Три часа Джулия шла пешком до квартиры Марка. Джейкоб писал и звонил, писал и звонил, а Джулия не писала и не звонила удостовериться, что Марк дома. Кнопку звонка она нажимала и отпускала одновременно: цепь замкнулась на оглушительное мгновение, будто птица ударилась в окно.
— Алло?
Она молча застыла. Улавливает ли микрофон ее дыхание? Слышит ли Марк с четвертого этажа, как она выдыхает?
— Джулия, я тебя вижу. Там небольшая камера, прямо над кнопками.
— Это Джулия, — сказала она, будто пытаясь отрезать и выбросить последние пару секунд и по-человечески ответить на "алло".
— Да, я на тебя смотрю.
— Не очень приятное ощущение.
— Так выходи из-под прицела и поднимайся.
Дверь сама собой отворилась.
А затем перед ней распахнулись двери лифта, а потом еще раз.
— Не ожидал тебя, — сказал Марк, встречая ее на пороге.
— И я от себя такого не ожидала.
Она невольно окинула комнату взглядом. Все было новым и свеженьким: фальшивая лепнина, блестящие полы, прямо как для боулинга, пухлые ползуны регуляторов света.
— Как видишь, — сказал Марк, — еще многое не закончено.
— А у кого закончено!
— Куча мебели приедет завтра. Завтра все будет выглядеть совсем не так.
— Что ж, я рада, что увидела, как оно
— И это временно. Мне нужно было где-то жить, а тут… можно жить.
— Ты думаешь, я сужу тебя?
— Нет, но думаю, ты оцениваешь мое жилище.

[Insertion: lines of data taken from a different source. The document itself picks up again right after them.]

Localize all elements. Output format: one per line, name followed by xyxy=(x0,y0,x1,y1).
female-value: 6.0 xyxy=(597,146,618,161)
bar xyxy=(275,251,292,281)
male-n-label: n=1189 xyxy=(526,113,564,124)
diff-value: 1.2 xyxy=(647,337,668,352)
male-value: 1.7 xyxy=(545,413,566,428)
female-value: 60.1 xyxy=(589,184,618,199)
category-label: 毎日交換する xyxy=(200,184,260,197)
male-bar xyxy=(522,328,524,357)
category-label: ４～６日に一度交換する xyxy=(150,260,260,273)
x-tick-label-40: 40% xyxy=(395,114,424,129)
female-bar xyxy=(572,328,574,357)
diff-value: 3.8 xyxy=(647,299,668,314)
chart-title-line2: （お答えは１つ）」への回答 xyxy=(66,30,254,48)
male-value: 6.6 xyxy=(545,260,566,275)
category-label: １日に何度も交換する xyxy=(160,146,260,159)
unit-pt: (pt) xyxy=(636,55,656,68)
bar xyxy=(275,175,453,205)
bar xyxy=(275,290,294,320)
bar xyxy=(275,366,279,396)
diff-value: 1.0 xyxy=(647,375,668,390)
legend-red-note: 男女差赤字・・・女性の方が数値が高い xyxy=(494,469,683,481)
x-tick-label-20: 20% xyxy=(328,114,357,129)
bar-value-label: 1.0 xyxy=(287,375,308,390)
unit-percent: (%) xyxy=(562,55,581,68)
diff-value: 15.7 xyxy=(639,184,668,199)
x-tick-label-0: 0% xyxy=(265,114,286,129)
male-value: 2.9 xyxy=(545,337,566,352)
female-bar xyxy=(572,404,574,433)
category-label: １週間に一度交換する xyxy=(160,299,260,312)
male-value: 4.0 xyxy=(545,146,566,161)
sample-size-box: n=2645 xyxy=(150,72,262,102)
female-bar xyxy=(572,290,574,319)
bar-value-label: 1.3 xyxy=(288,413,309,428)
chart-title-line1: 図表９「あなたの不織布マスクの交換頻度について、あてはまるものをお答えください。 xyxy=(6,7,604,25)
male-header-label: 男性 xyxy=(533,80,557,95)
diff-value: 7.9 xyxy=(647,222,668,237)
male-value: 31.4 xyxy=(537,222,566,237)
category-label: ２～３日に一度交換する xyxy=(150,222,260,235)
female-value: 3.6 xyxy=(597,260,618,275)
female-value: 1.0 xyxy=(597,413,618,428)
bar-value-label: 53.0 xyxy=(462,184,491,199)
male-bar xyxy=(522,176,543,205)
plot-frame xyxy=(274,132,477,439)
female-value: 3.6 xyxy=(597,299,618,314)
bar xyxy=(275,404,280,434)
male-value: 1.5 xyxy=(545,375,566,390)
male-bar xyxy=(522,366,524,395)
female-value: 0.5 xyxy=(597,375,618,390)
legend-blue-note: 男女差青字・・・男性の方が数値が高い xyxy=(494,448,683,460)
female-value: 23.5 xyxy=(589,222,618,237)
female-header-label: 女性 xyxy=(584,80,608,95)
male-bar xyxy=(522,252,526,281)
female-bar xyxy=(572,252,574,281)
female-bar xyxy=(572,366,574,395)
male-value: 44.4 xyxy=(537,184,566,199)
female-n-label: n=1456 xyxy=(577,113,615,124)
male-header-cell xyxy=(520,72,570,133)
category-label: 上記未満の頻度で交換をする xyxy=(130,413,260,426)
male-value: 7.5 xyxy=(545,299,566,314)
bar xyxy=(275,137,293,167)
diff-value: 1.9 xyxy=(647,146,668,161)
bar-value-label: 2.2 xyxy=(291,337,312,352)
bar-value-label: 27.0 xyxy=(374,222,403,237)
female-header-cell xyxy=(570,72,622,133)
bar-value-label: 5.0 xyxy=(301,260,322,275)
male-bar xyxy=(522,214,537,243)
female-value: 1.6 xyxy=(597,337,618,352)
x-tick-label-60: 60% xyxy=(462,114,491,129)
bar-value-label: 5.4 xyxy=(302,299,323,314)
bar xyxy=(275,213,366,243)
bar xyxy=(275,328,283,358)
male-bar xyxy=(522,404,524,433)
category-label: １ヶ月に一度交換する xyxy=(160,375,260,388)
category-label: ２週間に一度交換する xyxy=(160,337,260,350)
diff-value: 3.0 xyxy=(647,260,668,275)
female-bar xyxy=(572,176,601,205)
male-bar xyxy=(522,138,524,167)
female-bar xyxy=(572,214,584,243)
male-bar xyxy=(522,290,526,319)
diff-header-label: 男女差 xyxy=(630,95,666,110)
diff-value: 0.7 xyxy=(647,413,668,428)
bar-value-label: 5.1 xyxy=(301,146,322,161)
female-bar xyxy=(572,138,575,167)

Она взглянула на Марка: он явно старался — ходил в тренажерный зал, укладывал волосы, покупал вещи, которые кто-то — в журнале или в магазине — рекомендовал ему как стильные. Оглядела квартиру: высоки ли потолки, окна, сияет ли техника.
— А где ты ешь?
— Обычно куда-нибудь хожу. Всегда.
— А где ты открываешь почту?
— Вот на этом диване я делаю все.
— И спишь на нем?
— Тут я делаю все, только не сплю.
— Смотри, — сказала она, находя в своей шутке еще одну причину ненавидеть себя, — мир закрыт.
— Нет, — сказал Сэм. —
Еще одна причина ненавидеть себя.
У нее было столько всего, что можно было сказать Марку. И куча тем для пустой болтовни. В летнем лагере Джулия научилась застилать кровать с больничными уголками. В больнице она научилась втискивать плотно сложенные слова между тяжкими секундами. Но вот сейчас ей не хотелось, чтобы было аккуратно или незаметно. Но ей и не хотелось, чтобы все было таким растрепанным и раскрытым, каким казалось.
Чего же ей хотелось?
— Чего я хочу? — спросила она, мягко, словно вдруг оказалась в открытом космосе.
Ей хотелось что-то в себе обнажить, но что и насколько?
— Что? — спросил Марк.
— Не знаю, зачем я тебя спрашиваю.
— Я не расслышал, что ты спросила, — сказал он, подступая поближе, может быть, чтобы лучше слышать.
Она перепробовала все: соковую диету, поэтические запои, вязание, писание писем от руки людям, с которыми прервался контакт, моменты полной искренности, которые они друг другу обещали в Пенсильвании шестнадцать лет назад. С десяток раз она пыталась медитировать, но неизменно сбивалась, когда надо было "вспомнить свое тело". Она понимала, что от нее требуется, но не могла и не хотела это выполнить.
Она сделала шаг навстречу Марку, приближаясь, может быть, затем, чтобы ее слова были лучше слышны.